Stephanie Daley, Director of Partnerships at mortgage advisor, Alexander Hall, said: “We’ve seen consistently strong activity across the mortgage market since the start of last year, with monthly mortgage approvals remaining above the 60,000 threshold since January 2024.

“This momentum has continued into 2025 despite a slight cooling of the market in the run up to the stamp duty deadline, with buyer confidence boosted by a number of base rate cuts since August of last year.

“With another cut expected next week, we only anticipate buyer market activity to strengthen as the year progresses.

“We’ve already seen many lenders act in anticipation of a May base rate reduction, with some offering fixed rate deals with sub-four percent interest rates.

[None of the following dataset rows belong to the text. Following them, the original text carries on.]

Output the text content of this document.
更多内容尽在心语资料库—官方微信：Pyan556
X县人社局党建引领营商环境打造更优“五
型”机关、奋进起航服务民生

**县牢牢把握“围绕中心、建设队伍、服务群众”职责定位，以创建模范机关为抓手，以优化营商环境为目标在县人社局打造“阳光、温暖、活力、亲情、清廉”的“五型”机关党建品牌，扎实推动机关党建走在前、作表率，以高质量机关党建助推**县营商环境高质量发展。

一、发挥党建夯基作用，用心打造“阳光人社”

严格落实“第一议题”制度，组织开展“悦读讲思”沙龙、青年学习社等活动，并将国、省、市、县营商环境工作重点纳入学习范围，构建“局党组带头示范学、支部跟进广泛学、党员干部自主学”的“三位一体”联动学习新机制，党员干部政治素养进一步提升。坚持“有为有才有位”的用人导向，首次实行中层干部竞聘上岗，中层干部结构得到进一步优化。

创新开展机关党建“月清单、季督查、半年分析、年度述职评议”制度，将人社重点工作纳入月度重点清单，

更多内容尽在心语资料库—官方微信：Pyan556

“However, this means that should the base rate fall next week, there’s no guarantee that mortgage rates will follow suit, as these lenders have already factored this into existing offers.”

GREATER CONFIDENCE
Jonathan Samuels, chief executive of Octane Capital
Jonathan Samuels, Octane Capital

Jonathan Samuels, chief executive of Octane Capital, said: “Whilst mortgage approval levels may have softened in recent months, this is almost certainly due to the recent stamp duty deadline and, despite a degree of hesitation on the side of buyers, the level of market activity seen so far throughout 2025 has remained robust.

“This demonstrates that buyers are acting with a far greater degree of confidence since interest rates stabilised and, indeed, started to fall.

“Today’s figures demonstrate more of the same with over 64,000 mortgages approved in March, suggesting that it’s already shaping up to be a positive year for the property market.

“With the prospect of further base rate reductions to come, the outlook for the year ahead is very positive indeed.”

STAMP DUTY IMPACT
Tomer Aboody, MT Finance
Tomer Aboody, MT Finance

And Tomer Aboody, director of specialist lender MT Finance, added: “With net borrowing increasing in March but approvals falling, this is further evidence of how the housing market reacts to stamp duty changes.

“With the end of the stamp duty holiday looming, many buyers pushed transactions through in March in order to save themselves money.

“With fewer approvals for house purchases for several consecutive months, we are seeing the effects of constantly hitting would-be buyers can have.”